Beneforté® was developed after scientists went out in search of uncultivated varieties of broccoli that could produce higher levels of phytonutrients. What they found was a wild broccoli variety that had an ability to naturally produce broccoli that, on a per-serving basis, contains two to three times the phytonutrient glucoraphanin as a serving of other leading commercial broccoli varieties produced under similar growing conditions. Scientists bred this wild broccoli with traditional broccoli to produce one of Beneforté® parents. The broccoli was bred over several years to produce Beneforté®, which tastes just like traditional broccoli.

Seed bank

There are more than 1,000 banks throughout the world, which contain seeds for common crops. But there’s one place in the world that serves as an international backup, containing seeds from more than 4,000 plant species and built to withstand earthquakes, direct nuclear strikes, and climate change.

Not far from the North Pole, Svalbard Global Seed Vault was built by the Norwegian government to make sure modern varieties of fruits and vegetables do not go extinct like some of their ancestors, and to ensure seed availability in the event of a catastrophic agriculture event.

The seed vault currently holds seeds for tens of thousands of common varieties of crops and can store up to 4.5 million seed samples. Experts believe the seeds can last up to 1,000 years in the -18 degrees Celsius environment. When the vault opened in 2008 an official involved with the project told CBS News that if electricity goes out, permafrost surrounding the structure can keep it cool enough to continue preserving the seeds for about 200 years.

A long time coming

Traditional plant breeding took thousands of years and was largely based on trial-and-error. Farmers noticed certain desirable traits in the plants they grew, such as height or fruit quality, and to replicate those desirable traits in the next generation of plants, they had to breed plants with each other with the hope of producing offspring that also had the desirable traits. Sometimes it worked, sometimes it didn’t. It amounted to guesswork, as the process to find out if it worked took years, and sometimes decades.

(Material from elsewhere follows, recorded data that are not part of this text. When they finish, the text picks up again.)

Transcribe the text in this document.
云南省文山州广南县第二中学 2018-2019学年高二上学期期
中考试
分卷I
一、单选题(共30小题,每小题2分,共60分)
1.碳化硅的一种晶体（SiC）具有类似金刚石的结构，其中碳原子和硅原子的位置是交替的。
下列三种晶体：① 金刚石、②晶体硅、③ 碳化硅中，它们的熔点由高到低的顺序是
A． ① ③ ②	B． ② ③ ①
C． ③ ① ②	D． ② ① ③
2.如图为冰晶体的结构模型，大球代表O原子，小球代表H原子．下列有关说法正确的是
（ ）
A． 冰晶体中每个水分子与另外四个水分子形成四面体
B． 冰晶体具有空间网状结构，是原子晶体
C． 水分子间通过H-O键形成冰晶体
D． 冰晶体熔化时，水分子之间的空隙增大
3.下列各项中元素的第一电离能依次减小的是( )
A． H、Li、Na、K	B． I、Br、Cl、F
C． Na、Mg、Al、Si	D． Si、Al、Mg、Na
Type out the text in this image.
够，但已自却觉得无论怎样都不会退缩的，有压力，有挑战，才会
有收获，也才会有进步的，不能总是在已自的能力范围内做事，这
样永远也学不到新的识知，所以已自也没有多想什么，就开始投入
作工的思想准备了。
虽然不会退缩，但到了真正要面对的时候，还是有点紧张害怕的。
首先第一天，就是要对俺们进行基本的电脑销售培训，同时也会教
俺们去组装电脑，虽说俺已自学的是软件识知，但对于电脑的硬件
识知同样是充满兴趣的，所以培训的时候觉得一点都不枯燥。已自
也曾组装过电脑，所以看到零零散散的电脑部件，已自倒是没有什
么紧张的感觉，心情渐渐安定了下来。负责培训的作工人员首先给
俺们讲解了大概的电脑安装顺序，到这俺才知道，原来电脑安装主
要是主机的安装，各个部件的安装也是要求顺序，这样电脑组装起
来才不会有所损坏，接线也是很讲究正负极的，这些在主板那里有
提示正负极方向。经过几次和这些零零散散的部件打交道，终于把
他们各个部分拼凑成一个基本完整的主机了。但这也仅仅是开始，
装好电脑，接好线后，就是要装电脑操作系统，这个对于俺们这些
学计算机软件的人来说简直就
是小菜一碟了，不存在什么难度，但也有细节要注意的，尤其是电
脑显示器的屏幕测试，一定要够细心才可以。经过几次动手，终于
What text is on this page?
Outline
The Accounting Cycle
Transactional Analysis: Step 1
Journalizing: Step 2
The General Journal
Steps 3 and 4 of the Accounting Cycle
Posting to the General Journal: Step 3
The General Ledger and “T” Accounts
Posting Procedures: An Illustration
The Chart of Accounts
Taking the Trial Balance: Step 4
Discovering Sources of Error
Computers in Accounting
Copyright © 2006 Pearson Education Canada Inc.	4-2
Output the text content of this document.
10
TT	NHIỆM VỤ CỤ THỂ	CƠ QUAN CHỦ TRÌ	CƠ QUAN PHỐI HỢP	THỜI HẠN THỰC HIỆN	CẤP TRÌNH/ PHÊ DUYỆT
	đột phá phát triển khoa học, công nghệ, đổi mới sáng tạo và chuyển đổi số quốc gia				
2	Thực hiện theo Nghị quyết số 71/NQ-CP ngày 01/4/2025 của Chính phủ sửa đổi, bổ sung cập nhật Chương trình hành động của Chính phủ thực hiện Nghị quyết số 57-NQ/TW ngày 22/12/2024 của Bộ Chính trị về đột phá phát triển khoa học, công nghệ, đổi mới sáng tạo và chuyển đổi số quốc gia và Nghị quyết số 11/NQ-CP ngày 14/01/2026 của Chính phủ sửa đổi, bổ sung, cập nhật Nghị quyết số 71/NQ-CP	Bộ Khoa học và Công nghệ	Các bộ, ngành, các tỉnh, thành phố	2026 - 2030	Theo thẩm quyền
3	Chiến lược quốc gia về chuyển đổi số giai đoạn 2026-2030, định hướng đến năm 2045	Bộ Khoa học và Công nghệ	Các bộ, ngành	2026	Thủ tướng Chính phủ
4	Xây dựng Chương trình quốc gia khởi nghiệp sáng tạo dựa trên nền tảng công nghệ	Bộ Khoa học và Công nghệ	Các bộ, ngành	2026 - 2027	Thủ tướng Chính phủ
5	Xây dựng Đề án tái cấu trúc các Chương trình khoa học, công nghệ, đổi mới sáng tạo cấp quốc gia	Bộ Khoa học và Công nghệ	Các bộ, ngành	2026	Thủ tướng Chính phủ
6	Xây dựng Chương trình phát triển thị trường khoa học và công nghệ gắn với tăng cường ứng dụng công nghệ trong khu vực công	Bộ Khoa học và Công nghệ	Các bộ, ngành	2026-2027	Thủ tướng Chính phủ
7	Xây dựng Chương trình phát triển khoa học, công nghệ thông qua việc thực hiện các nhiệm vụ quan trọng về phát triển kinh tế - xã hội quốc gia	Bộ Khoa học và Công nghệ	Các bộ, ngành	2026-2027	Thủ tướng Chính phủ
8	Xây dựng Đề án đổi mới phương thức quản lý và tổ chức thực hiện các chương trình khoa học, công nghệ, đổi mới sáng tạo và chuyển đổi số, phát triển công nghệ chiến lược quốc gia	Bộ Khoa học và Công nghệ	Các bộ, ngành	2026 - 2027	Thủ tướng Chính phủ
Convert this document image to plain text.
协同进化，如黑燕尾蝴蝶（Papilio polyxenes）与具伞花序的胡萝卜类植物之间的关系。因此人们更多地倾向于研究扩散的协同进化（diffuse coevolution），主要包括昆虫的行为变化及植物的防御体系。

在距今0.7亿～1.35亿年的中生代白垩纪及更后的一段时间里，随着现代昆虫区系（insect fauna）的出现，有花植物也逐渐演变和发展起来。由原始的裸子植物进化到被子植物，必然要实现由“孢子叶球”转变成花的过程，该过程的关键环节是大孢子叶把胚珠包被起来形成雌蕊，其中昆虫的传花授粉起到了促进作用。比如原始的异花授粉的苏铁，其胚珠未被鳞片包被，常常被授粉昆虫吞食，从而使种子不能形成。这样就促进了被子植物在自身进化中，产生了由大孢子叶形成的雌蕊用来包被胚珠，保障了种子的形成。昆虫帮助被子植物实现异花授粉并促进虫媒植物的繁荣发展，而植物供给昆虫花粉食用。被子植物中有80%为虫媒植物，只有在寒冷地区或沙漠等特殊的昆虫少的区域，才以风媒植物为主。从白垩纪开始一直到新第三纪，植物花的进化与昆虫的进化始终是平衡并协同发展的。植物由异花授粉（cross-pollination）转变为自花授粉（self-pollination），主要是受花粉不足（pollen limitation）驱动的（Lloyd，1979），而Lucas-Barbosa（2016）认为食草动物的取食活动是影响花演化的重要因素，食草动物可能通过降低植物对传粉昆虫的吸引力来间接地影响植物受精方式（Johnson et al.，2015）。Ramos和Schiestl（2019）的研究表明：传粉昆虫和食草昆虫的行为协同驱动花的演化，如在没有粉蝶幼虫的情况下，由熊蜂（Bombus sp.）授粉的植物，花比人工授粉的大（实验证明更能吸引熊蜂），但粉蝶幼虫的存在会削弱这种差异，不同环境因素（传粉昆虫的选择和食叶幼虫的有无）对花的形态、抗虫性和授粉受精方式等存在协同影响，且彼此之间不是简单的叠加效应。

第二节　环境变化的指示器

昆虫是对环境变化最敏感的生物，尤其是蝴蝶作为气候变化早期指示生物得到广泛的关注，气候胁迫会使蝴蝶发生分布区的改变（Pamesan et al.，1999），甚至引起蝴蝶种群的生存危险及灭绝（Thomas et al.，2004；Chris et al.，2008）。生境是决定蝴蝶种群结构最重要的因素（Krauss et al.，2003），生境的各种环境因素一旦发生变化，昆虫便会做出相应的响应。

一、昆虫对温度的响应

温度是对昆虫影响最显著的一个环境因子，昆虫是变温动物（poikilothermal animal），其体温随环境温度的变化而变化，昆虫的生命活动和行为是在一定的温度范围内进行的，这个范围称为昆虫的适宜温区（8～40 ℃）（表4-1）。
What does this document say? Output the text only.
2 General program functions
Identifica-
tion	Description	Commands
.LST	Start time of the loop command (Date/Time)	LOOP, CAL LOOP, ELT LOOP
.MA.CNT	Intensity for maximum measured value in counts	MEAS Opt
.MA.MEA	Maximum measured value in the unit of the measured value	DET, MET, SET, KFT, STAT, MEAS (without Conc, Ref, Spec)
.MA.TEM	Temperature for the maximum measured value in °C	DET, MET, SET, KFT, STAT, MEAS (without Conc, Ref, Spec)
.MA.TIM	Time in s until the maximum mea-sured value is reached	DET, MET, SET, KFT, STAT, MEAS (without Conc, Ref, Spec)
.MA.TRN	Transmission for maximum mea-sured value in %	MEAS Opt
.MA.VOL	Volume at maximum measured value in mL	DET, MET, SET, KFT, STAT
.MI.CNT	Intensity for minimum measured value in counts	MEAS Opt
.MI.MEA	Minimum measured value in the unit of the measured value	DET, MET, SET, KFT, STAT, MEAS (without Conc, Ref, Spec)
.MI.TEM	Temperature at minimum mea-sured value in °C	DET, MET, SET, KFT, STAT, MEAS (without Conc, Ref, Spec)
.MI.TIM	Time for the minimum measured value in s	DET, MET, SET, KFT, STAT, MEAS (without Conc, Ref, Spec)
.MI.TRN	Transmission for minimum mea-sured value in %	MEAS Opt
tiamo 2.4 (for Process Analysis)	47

“It’s certainly a lot easier than it used to be. And now, after thousands of years, we have hundreds of thousands of varieties of crops, allowing breeders to tap into the desirable characteristics of a those plants to deliver what the farmer needs,” said Jennifer Green with Monsanto’s vegetable seed business.

The plant breeding efforts are more precise, allowing breeders to select the plants with the desirable traits and expect more predictable results. Monsanto’s vegetable seed business invests about half of its research budget on plant breeding, which includes looking for improved plant varieties in 18 fruit and vegetable crops.

“Our team of Monsanto breeders tests and develops plant varieties that can help a farmer have a successful harvest,” said Green. “Monsanto breeders connect with farmers to learn what they’re looking for when growing a crop and then go to work to find the best plants that can help. A farmer’s field may have been infected by a disease and needs a plant variety that has good tolerance to that disease. The breeder will then work to develop a tolerant or resistant variety in order to deliver it to the farmer.”

Today, plant breeding is a science, taught at major agricultural schools around the world. These breeders work for companies, like Monsanto, that then collaborate with farmers to learn about what characteristics the farmers are looking for in their crops.

Published Sept. 27, 2015 on Discover.Monsanto.com.